Ivens Reyner Co-Founder of Coletivo Mangueiras, a young feminist collective, sees this new wave of fundamentalisms as an opportunity, “this has forced us to do something, to go to the streets, to organize ourselves in more strategic ways. We believe that the conservative wave that has risen in Brazil has made us want to respond in a stronger and more reactive way.”

Sri Lanka

Young women in Sri Lanka do not have the power to make decisions concerning their own bodies - especially in relation to abortion, marital rape and contraceptive usage. Sarah Soysa, a sexual and reproductive rights activist, says, “there are more than 40,000 reported teenage pregnancies every year in Sri Lanka and a reported number of 700 abortions every day. Sri Lanka has adopted the Beijing Platform for Action, ratified CEDAW and adopted a comprehensive Women’s Charter in 1993 framed on the principles of enshrined in CEDAW. Yet, real change still need to happen at the national level. Young people hardly participate in these reviews as a result of low resources,  and also because young people are not recognized as important stakeholders.”

Woman holding sign

Sarah SRHR Selfie. Photo: Sarah Soysa

Sarah received a grant from International Women’s Health Coalition to conduct local level Beijing +20 advocacy work. In February 2015 she and a group of other young people held the first ever youth review on SRHR and gender equality in Sri Lanka, ahead of this month's UN Commission on the Status of Women 59 in New York. They trained 27 young leaders from 18 different organisations and networks, and produced recommendations to the government urging them to strengthen and implement existing adolescent health strategy and national youth policy, and approve the Health of Young Persons’ Policy. The establishment of the Youth Advocacy Network Sri Lanka was formed following the review.

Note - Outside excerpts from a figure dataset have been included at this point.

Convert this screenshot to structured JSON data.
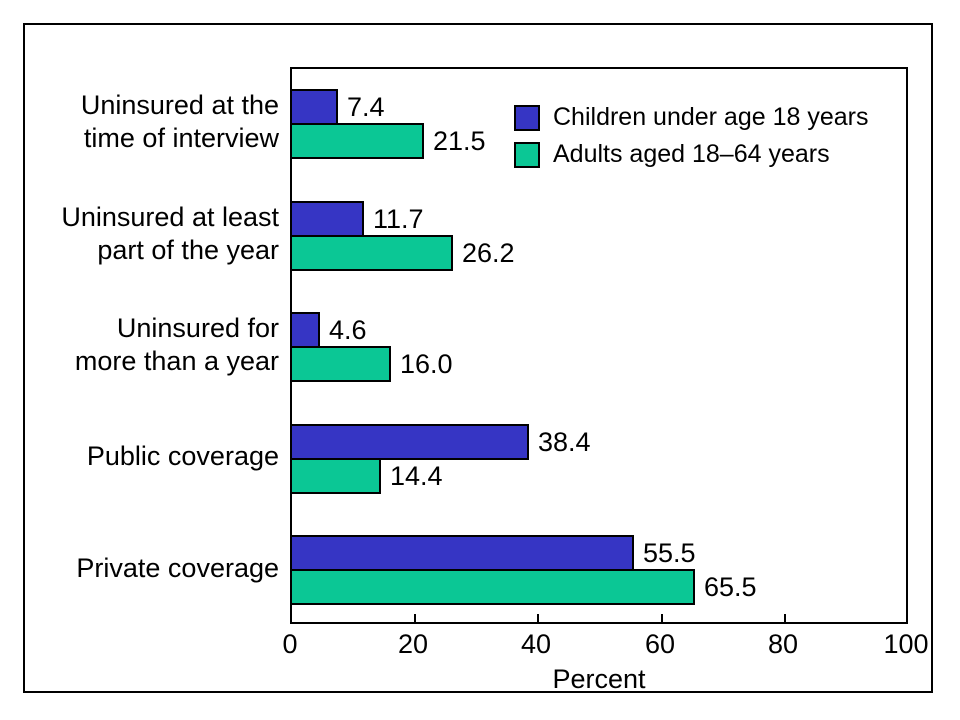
{
  "frame": {
    "background": "#ffffff",
    "border_color": "#000000"
  },
  "chart_data": {
    "type": "bar",
    "orientation": "horizontal",
    "title": "",
    "xlabel": "Percent",
    "ylabel": "",
    "xlim": [
      0,
      100
    ],
    "x_ticks": [
      0,
      20,
      40,
      60,
      80,
      100
    ],
    "x_tick_labels": [
      "0",
      "20",
      "40",
      "60",
      "80",
      "100"
    ],
    "grid": false,
    "legend_position": "top-right-inside",
    "bar_border_color": "#000000",
    "categories": [
      {
        "lines": [
          "Uninsured at the",
          "time of interview"
        ]
      },
      {
        "lines": [
          "Uninsured at least",
          "part of the year"
        ]
      },
      {
        "lines": [
          "Uninsured for",
          "more than a year"
        ]
      },
      {
        "lines": [
          "Public coverage"
        ]
      },
      {
        "lines": [
          "Private coverage"
        ]
      }
    ],
    "series": [
      {
        "name": "Children under age 18 years",
        "color": "#3635c4",
        "values": [
          7.4,
          11.7,
          4.6,
          38.4,
          55.5
        ],
        "labels": [
          "7.4",
          "11.7",
          "4.6",
          "38.4",
          "55.5"
        ]
      },
      {
        "name": "Adults aged 18–64 years",
        "color": "#0bc795",
        "values": [
          21.5,
          26.2,
          16.0,
          14.4,
          65.5
        ],
        "labels": [
          "21.5",
          "26.2",
          "16.0",
          "14.4",
          "65.5"
        ]
      }
    ]
  }
}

Women’s human rights groups, young feminists activists and governments alike must take this opportunity to repoliticize the debate and call for greater accountability and full implementation of past and future agreements on SRHRs. This requires commitment and political will to ensure young women and girls can exercise autonomy over their own bodies, and adequate financing so that they access the SRHR services they need and want. Young feminists can help re-conceptualize how we understand sexual and reproductive health and rights, moving from reproduction to sexuality, away from reductionist approaches, from a focus on population control and the family unit, to liberty of women and girls to claim their bodily autonomy.

Next week the 59th session of the UN Comission on the Status of Women opens in New York - a moment where thousands of women's rights activists gather from all corners of the world. Both FRIDA and Resurj will be there, working with the Women’s Rights Caucus and partners to advocate for a strong declaration that meets, and exceeds, the principles set out in the Beijing declaration. We will also be supporting young feminists, amplyfing their voices and experiences of the CSW via social media, aiming to connect them in NYC and beyond. Among numerous events, we will hold panel discussion on young feminist activists and SRHR, where young women from Sri Lanka, Brazil, and Kyrgyzstan will share their experiences.